3.26 Those people most closely involved with community initiatives will not always recognise the need for systematic learning. Nor, even if they do, will they necessarily be best placed to access or deliver learning of the quality required, at least not on their own. They need effective links with high quality professional provision. In turn, professionals should not seek to impose their own conceptions of learning needs on communities. Successful learning should relate closely to people's own developing sense of their needs, chime well with the rhythms and exigencies of their own circumstances, and be evidently fit for purpose and of a guaranteed high standard.
3.27 This stimulation of shared ownership and responsibility is especially important if regeneration, social inclusion and lifelong learning are to become self-sustaining and locally embedded. This central aim should increasingly inform the design of funding policies and regimes. All too often, funding initiatives have been short-lived, with too little support and time being given over to securing the continuing benefits of such interventions. Embedding change successfully and securing sustainabilty should also shape organisational arrangements for the delivery of learning, the setting of local targets, the mechanisms for evaluation of provision and the assessment of progress against agreed standards and outcomes.

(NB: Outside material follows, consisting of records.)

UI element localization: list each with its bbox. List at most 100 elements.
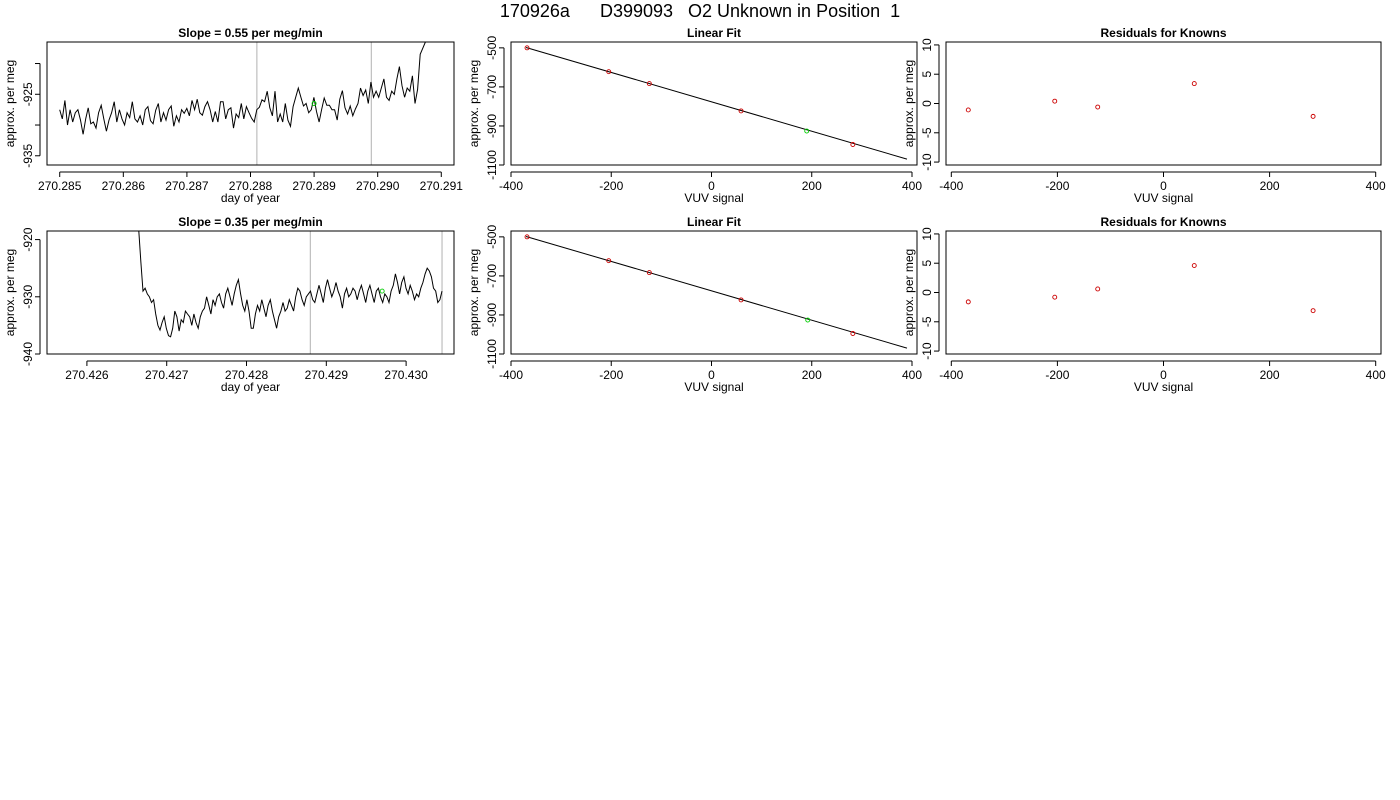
plot-frame [945,41,1382,166]
plot-frame [510,230,918,355]
chart-panel-4: 270.426 270.427 270.428 270.429 270.430 -940 -… [3,215,455,394]
y-tick-label: -900 [485,303,499,327]
y-axis-label: approx. per meg [902,60,916,147]
y-tick-label: -700 [485,75,499,99]
y-tick-label: -5 [920,127,934,138]
chart-title: Slope = 0.35 per meg/min [178,215,322,229]
plot-frame [945,230,1382,355]
y-tick-label: -900 [485,114,499,138]
x-tick-label: 270.286 [102,179,146,193]
y-tick-label: -935 [21,143,35,167]
x-axis-label: VUV signal [684,191,743,205]
y-tick-label: -1100 [485,339,499,369]
known-point [1095,104,1101,110]
known-point [738,108,744,114]
x-tick-label: 270.289 [292,179,336,193]
x-axis-label: VUV signal [1134,380,1193,394]
x-tick-label: 270.287 [165,179,209,193]
x-tick-label: 270.285 [38,179,82,193]
x-tick-label: -200 [599,179,623,193]
known-point [1191,263,1197,269]
y-tick-label: -500 [485,36,499,60]
x-tick-label: 400 [1366,179,1386,193]
x-tick-label: 270.291 [420,179,464,193]
chart-title: Linear Fit [687,215,741,229]
known-point [965,299,971,305]
y-tick-label: 5 [920,260,934,267]
known-point [606,69,612,75]
chart-panel-1: 270.285 270.286 270.287 270.288 270.289 270.2… [3,26,463,205]
known-point [1310,113,1316,119]
unknown-point [311,101,317,106]
x-tick-label: 0 [708,368,715,382]
x-tick-label: 400 [902,179,922,193]
x-tick-label: 200 [1260,368,1280,382]
plot-area [59,42,426,165]
unknown-point [805,317,811,323]
series-line [138,231,443,338]
known-point [646,270,652,276]
chart-panel-2: -400 -200 0 200 400 -1100 -900 -700 -500 Linear F… [467,26,922,205]
y-tick-label: 0 [920,289,934,296]
y-tick-label: -5 [920,316,934,327]
x-axis-label: VUV signal [684,380,743,394]
y-tick-label: -940 [21,342,35,366]
y-tick-label: -700 [485,264,499,288]
chart-title: Residuals for Knowns [1100,215,1226,229]
x-tick-label: -400 [499,179,523,193]
plot-area [524,45,908,160]
x-tick-label: 270.428 [225,368,269,382]
y-tick-label: -10 [920,153,934,171]
known-point [1095,286,1101,292]
chart-title: Linear Fit [687,26,741,40]
x-axis-label: day of year [221,380,280,394]
y-axis-label: approx. per meg [3,60,17,147]
fit-line [525,235,908,349]
series-line [59,42,426,135]
chart-panel-6: -400 -200 0 200 400 -10 -5 0 5 10 Residuals for Kn… [902,215,1386,394]
x-tick-label: 270.426 [65,368,109,382]
known-point [738,297,744,303]
x-tick-label: 0 [1160,368,1167,382]
x-tick-label: -200 [1045,368,1069,382]
y-axis-label: approx. per meg [467,60,481,147]
x-tick-label: 0 [1160,179,1167,193]
x-axis-label: day of year [221,191,280,205]
x-tick-label: 270.288 [229,179,273,193]
chart-title: Residuals for Knowns [1100,26,1226,40]
y-tick-label: -920 [21,227,35,251]
y-axis-label: approx. per meg [902,249,916,336]
known-point [1310,308,1316,314]
known-point [850,142,856,147]
x-tick-label: 270.290 [356,179,400,193]
plot-area [965,81,1316,119]
chart-title: Slope = 0.55 per meg/min [178,26,322,40]
plot-area [524,234,908,349]
y-axis-label: approx. per meg [3,249,17,336]
known-point [1052,98,1058,104]
unknown-point [379,288,385,294]
x-tick-label: -200 [599,368,623,382]
x-tick-label: -400 [499,368,523,382]
x-tick-label: 200 [1260,179,1280,193]
known-point [850,331,856,336]
y-tick-label: -1100 [485,150,499,180]
x-tick-label: -400 [939,368,963,382]
plot-frame [46,230,455,355]
x-tick-label: 270.430 [384,368,428,382]
x-tick-label: 200 [802,179,822,193]
chart-panel-5: -400 -200 0 200 400 -1100 -900 -700 -500 Linear F… [467,215,922,394]
unknown-point [804,128,810,134]
known-point [524,45,530,51]
known-point [606,258,612,264]
plot-area [138,231,443,354]
known-point [965,107,971,113]
y-tick-label: 0 [920,100,934,107]
x-tick-label: -200 [1045,179,1069,193]
x-tick-label: 270.429 [305,368,349,382]
known-point [524,234,530,240]
plot-area [965,263,1316,314]
known-point [1052,294,1058,300]
y-tick-label: -930 [21,284,35,308]
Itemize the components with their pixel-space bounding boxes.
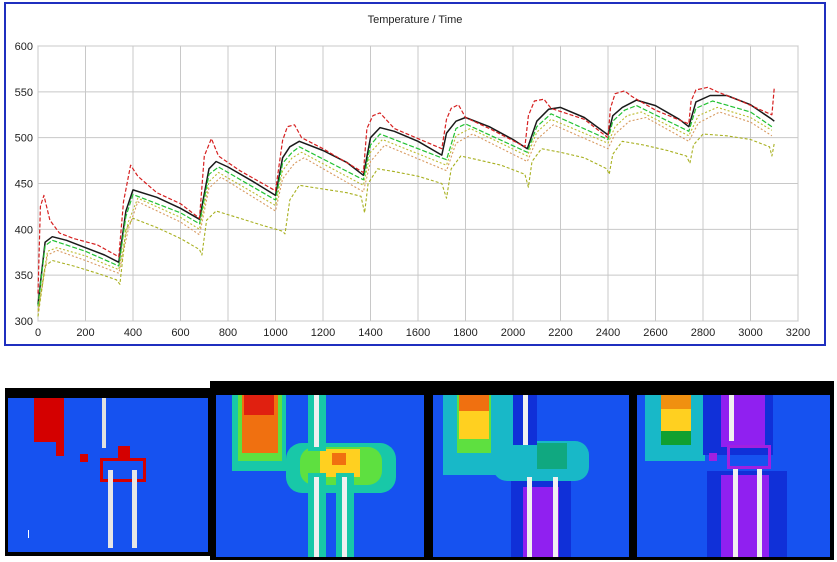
y-tick-label: 500 bbox=[15, 133, 33, 145]
x-tick-label: 0 bbox=[35, 327, 41, 339]
x-tick-label: 3000 bbox=[738, 327, 762, 339]
simulation-panel-1 bbox=[5, 388, 211, 556]
x-tick-label: 600 bbox=[171, 327, 189, 339]
series-line-3 bbox=[37, 100, 773, 307]
pin bbox=[523, 395, 528, 445]
x-tick-label: 1400 bbox=[358, 327, 382, 339]
x-tick-label: 2800 bbox=[691, 327, 715, 339]
x-tick-label: 400 bbox=[124, 327, 142, 339]
pin bbox=[342, 477, 347, 557]
series-line-4 bbox=[37, 106, 773, 311]
pin bbox=[108, 470, 113, 548]
pin bbox=[553, 477, 558, 557]
pin bbox=[102, 398, 106, 448]
heated-block bbox=[34, 398, 64, 442]
y-tick-label: 550 bbox=[15, 87, 33, 99]
pin bbox=[314, 477, 319, 557]
x-tick-label: 2600 bbox=[643, 327, 667, 339]
x-tick-label: 1200 bbox=[311, 327, 335, 339]
y-tick-label: 400 bbox=[15, 224, 33, 236]
pin bbox=[733, 469, 738, 557]
x-tick-label: 2000 bbox=[501, 327, 525, 339]
chart-title: Temperature / Time bbox=[368, 14, 463, 26]
x-tick-label: 2400 bbox=[596, 327, 620, 339]
simulation-panel-2 bbox=[210, 381, 428, 560]
simulation-panel-4 bbox=[632, 381, 834, 560]
temperature-time-chart: 0 200 400 600 800 1000 1200 1400 1600 1800 2000 220… bbox=[4, 2, 826, 346]
x-tick-label: 1600 bbox=[406, 327, 430, 339]
y-tick-label: 350 bbox=[15, 270, 33, 282]
chart-plot: 0 200 400 600 800 1000 1200 1400 1600 1800 2000 220… bbox=[15, 14, 811, 339]
series-line-1 bbox=[37, 94, 775, 305]
pin bbox=[314, 395, 319, 447]
pin bbox=[729, 395, 734, 441]
x-tick-label: 3200 bbox=[786, 327, 810, 339]
x-tick-label: 1800 bbox=[453, 327, 477, 339]
x-tick-label: 800 bbox=[219, 327, 237, 339]
y-tick-label: 450 bbox=[15, 179, 33, 191]
pin bbox=[527, 477, 532, 557]
x-tick-label: 2200 bbox=[548, 327, 572, 339]
y-tick-label: 600 bbox=[15, 41, 33, 53]
x-tick-label: 1000 bbox=[263, 327, 287, 339]
series-line-6 bbox=[37, 133, 775, 317]
pin bbox=[132, 470, 137, 548]
y-tick-label: 300 bbox=[15, 316, 33, 328]
x-tick-label: 200 bbox=[76, 327, 94, 339]
series-line-5 bbox=[37, 111, 773, 312]
pin bbox=[757, 469, 762, 557]
simulation-panel-3 bbox=[428, 381, 633, 560]
manifold bbox=[100, 458, 146, 482]
series-line-2 bbox=[37, 86, 775, 294]
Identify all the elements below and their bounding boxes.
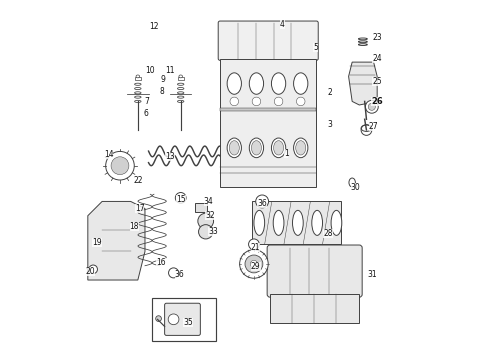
Ellipse shape [294,138,308,158]
Circle shape [368,103,375,111]
Text: 27: 27 [369,122,378,131]
FancyBboxPatch shape [165,303,200,336]
Ellipse shape [312,210,322,235]
Circle shape [89,265,98,274]
Text: 16: 16 [156,258,166,267]
Text: 10: 10 [145,66,155,75]
Text: 11: 11 [165,66,175,75]
Bar [220,108,317,111]
Polygon shape [348,62,377,105]
Text: 2: 2 [328,88,332,97]
Text: 36: 36 [175,270,185,279]
Ellipse shape [271,73,286,94]
Polygon shape [88,202,145,280]
Ellipse shape [136,75,140,78]
Text: 36: 36 [257,199,267,208]
Bar [152,298,217,341]
Circle shape [240,249,268,278]
Text: 31: 31 [367,270,377,279]
Bar [195,203,207,212]
Ellipse shape [251,141,262,155]
Circle shape [169,268,178,278]
Text: 1: 1 [284,149,289,158]
Circle shape [252,97,261,106]
Ellipse shape [293,210,303,235]
Text: 15: 15 [176,195,186,204]
Text: 5: 5 [313,43,318,52]
Text: 29: 29 [251,262,261,271]
Circle shape [156,316,161,321]
Text: 4: 4 [280,20,285,29]
Circle shape [111,157,129,175]
Text: 35: 35 [183,318,193,327]
Ellipse shape [227,138,242,158]
Circle shape [245,255,263,273]
Bar [220,109,317,187]
Ellipse shape [249,73,264,94]
FancyBboxPatch shape [267,245,362,297]
Ellipse shape [179,75,182,78]
Text: 7: 7 [144,97,149,106]
Text: 18: 18 [129,222,139,231]
Text: 26: 26 [371,97,383,106]
Circle shape [366,100,378,113]
Text: 22: 22 [133,176,143,185]
Ellipse shape [296,141,306,155]
Text: 33: 33 [208,227,218,236]
Text: 17: 17 [135,204,145,213]
Ellipse shape [331,210,342,235]
Ellipse shape [229,141,239,155]
FancyBboxPatch shape [218,21,318,60]
Text: 20: 20 [85,267,95,276]
Text: 23: 23 [372,33,382,42]
Circle shape [175,193,186,203]
Circle shape [198,213,214,229]
Text: 19: 19 [92,238,101,247]
Circle shape [274,97,283,106]
Bar [252,202,342,244]
Text: 9: 9 [160,76,165,85]
Circle shape [248,239,259,249]
Bar [178,77,184,80]
Text: 21: 21 [251,243,261,252]
Ellipse shape [273,141,284,155]
Ellipse shape [249,138,264,158]
Circle shape [296,97,305,106]
Circle shape [168,314,179,325]
Text: 34: 34 [204,197,214,206]
Text: 24: 24 [372,54,382,63]
Ellipse shape [294,73,308,94]
Text: 30: 30 [351,183,361,192]
Text: 14: 14 [104,150,113,159]
Ellipse shape [271,138,286,158]
Polygon shape [270,294,359,323]
Text: 32: 32 [205,211,215,220]
Bar [220,59,317,109]
Circle shape [106,152,134,180]
Text: 28: 28 [323,229,333,238]
Text: 6: 6 [144,109,149,118]
Circle shape [230,97,239,106]
Ellipse shape [273,210,284,235]
Text: 3: 3 [328,120,332,129]
Text: 25: 25 [372,77,382,86]
Ellipse shape [254,210,265,235]
Circle shape [250,260,258,267]
Bar [135,77,141,80]
Ellipse shape [227,73,242,94]
Circle shape [361,125,372,135]
Circle shape [198,225,213,239]
Text: 13: 13 [165,152,175,161]
Circle shape [256,195,269,208]
Text: 12: 12 [149,22,159,31]
Text: 8: 8 [159,87,164,96]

KR2 Government should instigate a major, multi-faceted campaign to promote lifelong learning and the development of learning cultures. It should be jointly led with the government' s key partners, be based on published examples of the successful creation of learning cultures, and be designed to:
SR1 In support of government's New Deal for Communities action programme, we recommend that government should identify a pathfinder agency in one of the 17 priority areas chosen, to lead a programme of local regeneration with lifelong learning at its heart .
SR2 Government should introduce specific initiatives to promote learning communities in large cities, towns and rural settings. This could be funded under the Single Regeneration Budget.
SR3 Consideration should be given by government to the idea of bringing all of its various learning initiatives together under the broad umbrella of a single, clearly articulated 'Millennium Learning Programme'.